Failure to Limit and Re‑Evaluate PRN Psychotropic Medications
Penalty
Summary
The deficiency involves the facility’s failure to ensure that residents were free from potential chemical restraints by not complying with federal requirements for PRN psychotropic medications. For one resident with schizoaffective disorder bipolar type, dementia, and anxiety disorder, the MDS showed cognitive impairment and the care plan identified mood problems, yelling out, and anxiety/restlessness. A physician ordered PRN Ativan for anxiety with no stop date specified. The MAR showed the PRN Ativan was administered multiple times over several months, including in January, March, and April 2026, without a 14‑day limitation or documented stop date. The DON stated that the PRN order was supposed to have a 14‑day stop date, confirming that the order did not meet regulatory requirements. For another resident with metabolic encephalopathy, heart failure, and peripheral vascular disease, a physician ordered PRN lorazepam every four hours for anxiety, again without a specified stop date. The MAR documented administration of lorazepam nearly a month after the order was written, with no evidence that the physician had re‑evaluated the continued use of the PRN anti‑anxiety medication beyond 14 days. The DON confirmed that no stop date had been added to this order. These omissions resulted in PRN psychotropic medications being available and used beyond 14 days without required time limitations or documented physician re‑evaluation, constituting a failure to ensure residents were free from potential chemical restraints and unnecessary drugs.
Plan Of Correction
Pharmacist will send out a re-education to all the providers regarding PRN psychotropics and end dates by May 4, 2026. Resident records for all residents receiving psychotropics were checked on April 30, 2026- no other orders were missing stop dates.
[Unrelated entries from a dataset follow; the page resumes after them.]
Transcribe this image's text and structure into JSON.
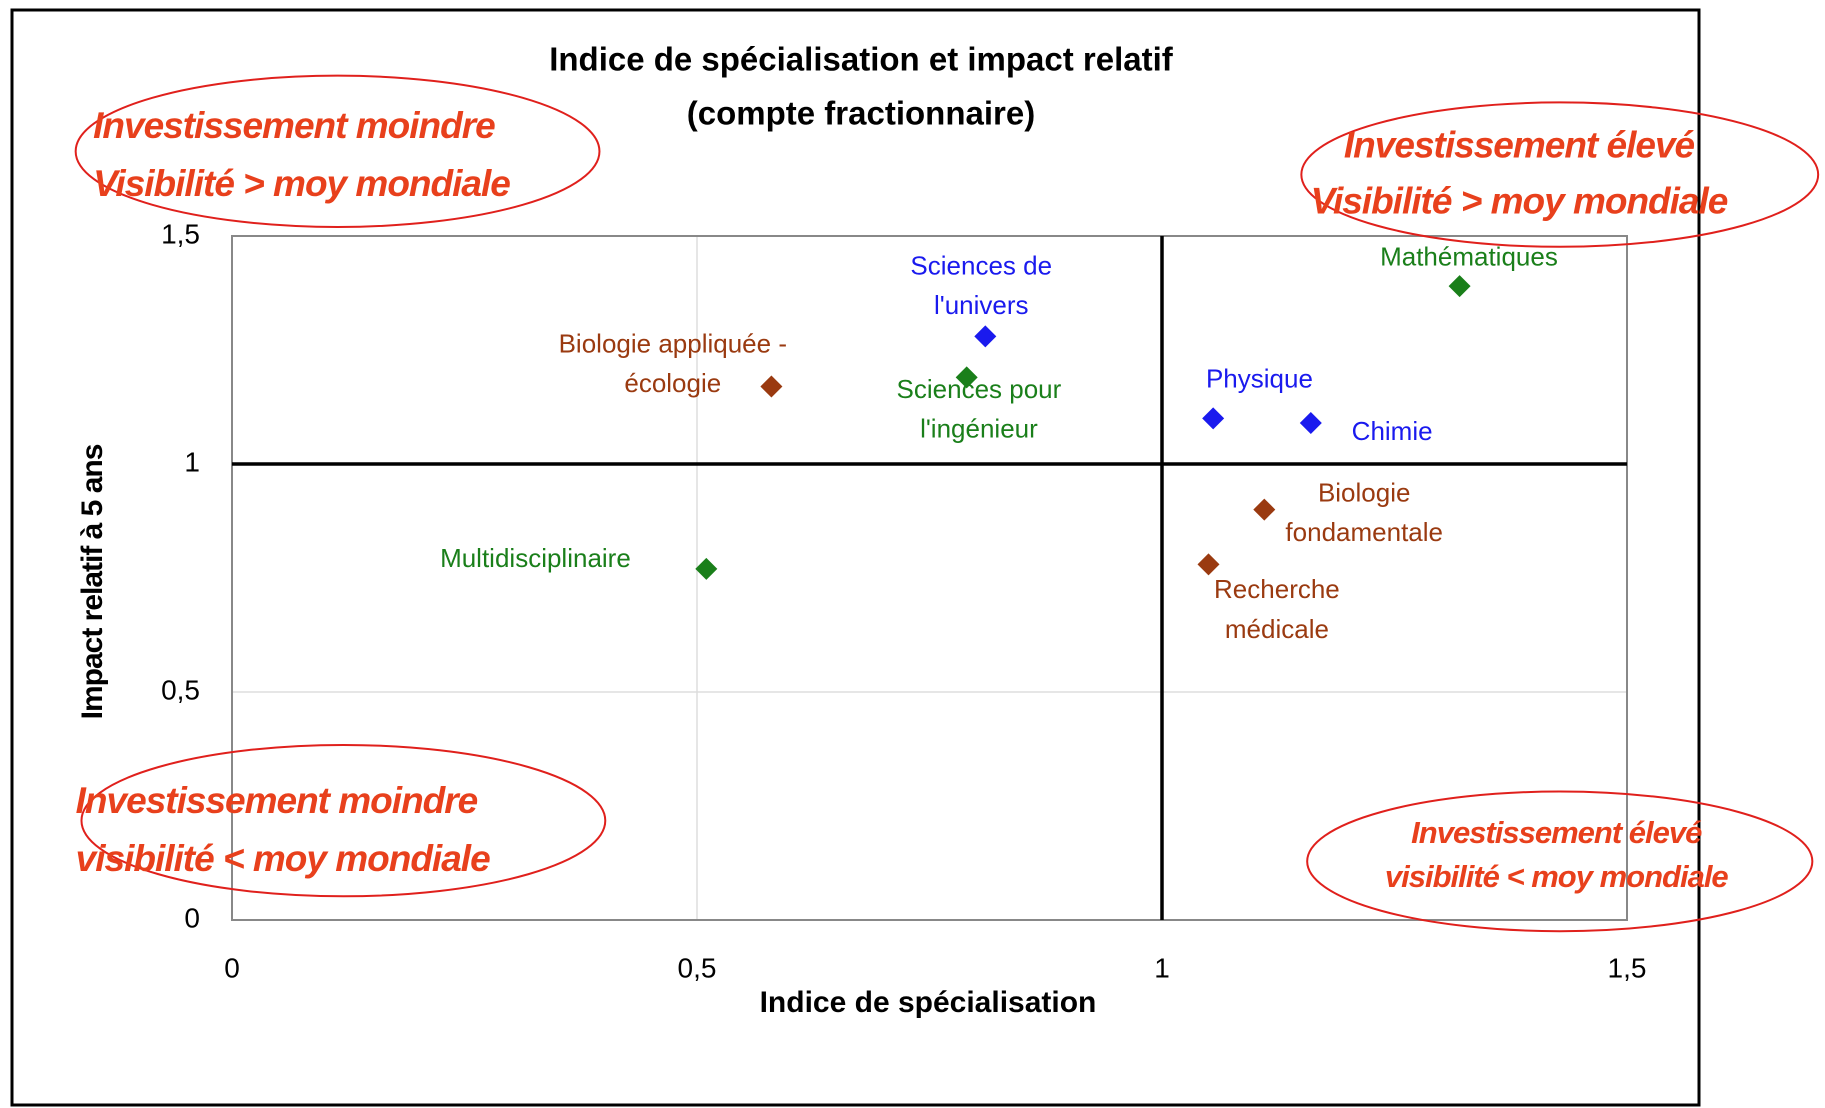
{
  "chart_data": {
    "type": "scatter",
    "title": [
      "Indice de spécialisation et impact relatif",
      "(compte fractionnaire)"
    ],
    "x_label": "Indice de spécialisation",
    "y_label": "Impact relatif à 5 ans",
    "xlim": [
      0,
      1.5
    ],
    "ylim": [
      0,
      1.5
    ],
    "xticks": [
      0,
      {
        "value": 0.5,
        "label": "0,5"
      },
      1,
      {
        "value": 1.5,
        "label": "1,5"
      }
    ],
    "yticks": [
      0,
      {
        "value": 0.5,
        "label": "0,5"
      },
      1,
      {
        "value": 1.5,
        "label": "1,5"
      }
    ],
    "grid": true,
    "reference_lines": {
      "x": 1,
      "y": 1
    },
    "points": [
      {
        "label": [
          "Mathématiques"
        ],
        "x": 1.32,
        "y": 1.39,
        "color": "#1a7f1a"
      },
      {
        "label": [
          "Sciences de",
          "l'univers"
        ],
        "x": 0.81,
        "y": 1.28,
        "color": "#1a1aee"
      },
      {
        "label": [
          "Biologie appliquée -",
          "écologie"
        ],
        "x": 0.58,
        "y": 1.17,
        "color": "#9a3a10"
      },
      {
        "label": [
          "Sciences pour",
          "l'ingénieur"
        ],
        "x": 0.79,
        "y": 1.19,
        "color": "#1a7f1a"
      },
      {
        "label": [
          "Physique"
        ],
        "x": 1.055,
        "y": 1.1,
        "color": "#1a1aee"
      },
      {
        "label": [
          "Chimie"
        ],
        "x": 1.16,
        "y": 1.09,
        "color": "#1a1aee"
      },
      {
        "label": [
          "Biologie",
          "fondamentale"
        ],
        "x": 1.11,
        "y": 0.9,
        "color": "#9a3a10"
      },
      {
        "label": [
          "Recherche",
          "médicale"
        ],
        "x": 1.05,
        "y": 0.78,
        "color": "#9a3a10"
      },
      {
        "label": [
          "Multidisciplinaire"
        ],
        "x": 0.51,
        "y": 0.77,
        "color": "#1a7f1a"
      }
    ],
    "annotations": [
      [
        "Investissement moindre",
        "Visibilité > moy mondiale"
      ],
      [
        "Investissement élevé",
        "Visibilité > moy mondiale"
      ],
      [
        "Investissement moindre",
        "visibilité  < moy mondiale"
      ],
      [
        "Investissement élevé",
        "visibilité  < moy mondiale"
      ]
    ],
    "annotation_color": "#e8401c"
  }
}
New psychotropic orders added to Point Click Care dashboard on May 1, 2026- listing shows new orders and stop dates. Interdisciplinary team will review dashboard during clinical meeting for stop dates- any missing stop dates will be added. Charge nurses will audit order listing report for new psychotropic orders- 5 residents will be audited x 4 weeks, then 2 residents per week for 4 weeks, then random residents monthly. Audits will be added to quality indicators and reviewed at QAPI.